Wie alle Proteinkinasen ist auch die Proteinkinase C für die Übertragung von Phosphatgruppen auf andere Verbindungen zuständig, die durch diese Phosphorylierungen aktiviert werden. Die Proteinkinase C ist für die Aktivierung von Proteinen zuständig, die beim Zellwachstum, bei der Zelldifferenzierung und bei der Apoptose (also dem "freiwilligen" Zelltod) eine Rolle spielen. Vitamin E kann nun dieses wichtige Enzym hemmen und hemmt somit indirekt auch die Aktivierung weiterer durchaus wichtiger Enzyme [2].

Weitere Aufgaben

"Vitamin E ist unentbehrlich für die normale Funktion der männlichen Keimdrüsen, einen normalen Schwangerschaftsverlauf sowie die Funktionstüchtigkeit von Nervensystem und Muskulatur." [7]

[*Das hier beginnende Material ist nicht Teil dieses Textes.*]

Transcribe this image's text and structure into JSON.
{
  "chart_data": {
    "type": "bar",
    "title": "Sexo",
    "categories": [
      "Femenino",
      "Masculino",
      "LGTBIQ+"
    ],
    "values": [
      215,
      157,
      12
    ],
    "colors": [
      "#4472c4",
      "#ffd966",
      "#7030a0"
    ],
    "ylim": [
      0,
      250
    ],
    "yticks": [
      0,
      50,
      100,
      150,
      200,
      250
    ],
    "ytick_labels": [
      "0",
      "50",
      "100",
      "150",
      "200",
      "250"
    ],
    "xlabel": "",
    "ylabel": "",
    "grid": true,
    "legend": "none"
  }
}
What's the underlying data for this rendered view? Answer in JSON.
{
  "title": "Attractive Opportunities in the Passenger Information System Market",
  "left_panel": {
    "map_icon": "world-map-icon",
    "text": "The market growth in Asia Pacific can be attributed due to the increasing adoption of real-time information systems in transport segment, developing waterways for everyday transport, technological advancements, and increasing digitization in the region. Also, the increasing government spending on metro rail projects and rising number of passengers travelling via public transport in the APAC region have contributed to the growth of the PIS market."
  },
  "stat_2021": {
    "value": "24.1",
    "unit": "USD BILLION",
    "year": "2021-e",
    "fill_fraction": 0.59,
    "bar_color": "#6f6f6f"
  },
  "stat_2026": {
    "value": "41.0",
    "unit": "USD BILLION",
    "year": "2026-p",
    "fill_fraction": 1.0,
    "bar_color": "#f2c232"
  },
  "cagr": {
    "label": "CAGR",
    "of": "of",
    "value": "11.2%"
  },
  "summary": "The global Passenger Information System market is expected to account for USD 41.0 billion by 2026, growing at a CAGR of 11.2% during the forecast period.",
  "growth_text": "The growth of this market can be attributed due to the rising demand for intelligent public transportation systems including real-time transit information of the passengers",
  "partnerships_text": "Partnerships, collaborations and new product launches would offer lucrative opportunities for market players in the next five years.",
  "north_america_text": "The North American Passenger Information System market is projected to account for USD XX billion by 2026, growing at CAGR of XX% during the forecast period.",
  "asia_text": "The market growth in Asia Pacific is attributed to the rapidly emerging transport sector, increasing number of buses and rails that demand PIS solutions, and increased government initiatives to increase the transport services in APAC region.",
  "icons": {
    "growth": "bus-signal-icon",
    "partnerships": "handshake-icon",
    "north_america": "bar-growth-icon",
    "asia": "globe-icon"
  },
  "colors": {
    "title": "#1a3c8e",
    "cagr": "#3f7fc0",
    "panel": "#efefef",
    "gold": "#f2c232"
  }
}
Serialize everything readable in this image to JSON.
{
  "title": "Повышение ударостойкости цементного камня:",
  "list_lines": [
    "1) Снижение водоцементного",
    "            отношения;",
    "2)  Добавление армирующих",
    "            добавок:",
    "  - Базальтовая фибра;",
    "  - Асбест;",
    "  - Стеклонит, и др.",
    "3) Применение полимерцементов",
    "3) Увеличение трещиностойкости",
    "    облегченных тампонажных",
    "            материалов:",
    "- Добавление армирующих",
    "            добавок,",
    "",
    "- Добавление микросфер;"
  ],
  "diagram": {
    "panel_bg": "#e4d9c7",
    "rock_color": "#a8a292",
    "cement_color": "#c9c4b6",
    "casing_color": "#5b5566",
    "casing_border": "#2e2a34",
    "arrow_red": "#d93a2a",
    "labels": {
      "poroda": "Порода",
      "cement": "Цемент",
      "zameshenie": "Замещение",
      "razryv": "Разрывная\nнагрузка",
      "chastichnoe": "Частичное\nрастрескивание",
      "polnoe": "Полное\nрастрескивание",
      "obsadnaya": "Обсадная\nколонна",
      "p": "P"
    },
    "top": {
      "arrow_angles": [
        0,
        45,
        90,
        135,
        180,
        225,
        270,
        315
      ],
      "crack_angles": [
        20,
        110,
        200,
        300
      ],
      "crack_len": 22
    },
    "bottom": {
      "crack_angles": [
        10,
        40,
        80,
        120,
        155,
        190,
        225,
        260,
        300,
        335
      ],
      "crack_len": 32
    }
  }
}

Bedarf, Vitamin-E-reiche Lebensmittel

Bedarf

Der tägliche Bedarf an Vitamin E liegt bei 6 bis 8 mg, Schwangere sollten 12 bis 14 mg zu sich nehmen, Raucher und gestresste Menschen ebenfalls [2]. Eine normale gemischte Kost deckt diesen Bedarf mit ca. 12 mg Vitamin E ziemlich genau ab.

Eine genauere Darstellung findet sich auf der Seite der DGE [8].

Laut [2] liegt die empfehlenswerte Zufuhr für Erwachsene zwischen 12 und 15 mg Tocopherol-Äquivalent pro Tag. Mit "Tocopherol-Äquivalent" wird die Tatsache berücksichtigt, dass die vier Tocopherole nicht gleichwertig sind. Um die Wirkung von 1 mg α-T. zu erreichen, sind 2 mg β-T., 4 mg γ-T. und sage und schreibe 100 mg δ-Tocopherol nötig.

Vorkommen in Lebensmitteln

Die acht genannten Vitamin-E-Verbindungen werden ausschließlich von Pflanzen produziert. Die höchsten Konzentrationen finden sich in Nüssen und Samen (zum Beispiel Sonnenblumenkerne, Leinsamen) und den daraus hergestellten Ölen und Fetten [8].

Auch grüne Pflanzenteile enthalten Tocopherole in ihren Chloroplasten. Pflanzenfressende Tiere nehmen diese Verbindungen mit der Nahrung auf, daher enthalten auch tierische Lebensmittel Vitamin E, allerdings in sehr niedrigen Konzentrationen.

Ein hoher Vitamin-E-Gehalt findet sich in Pflanzenölen, mittlere Gehalte sind in Gemüse und in fettreichen Milchprodukten wie Butter vorhanden.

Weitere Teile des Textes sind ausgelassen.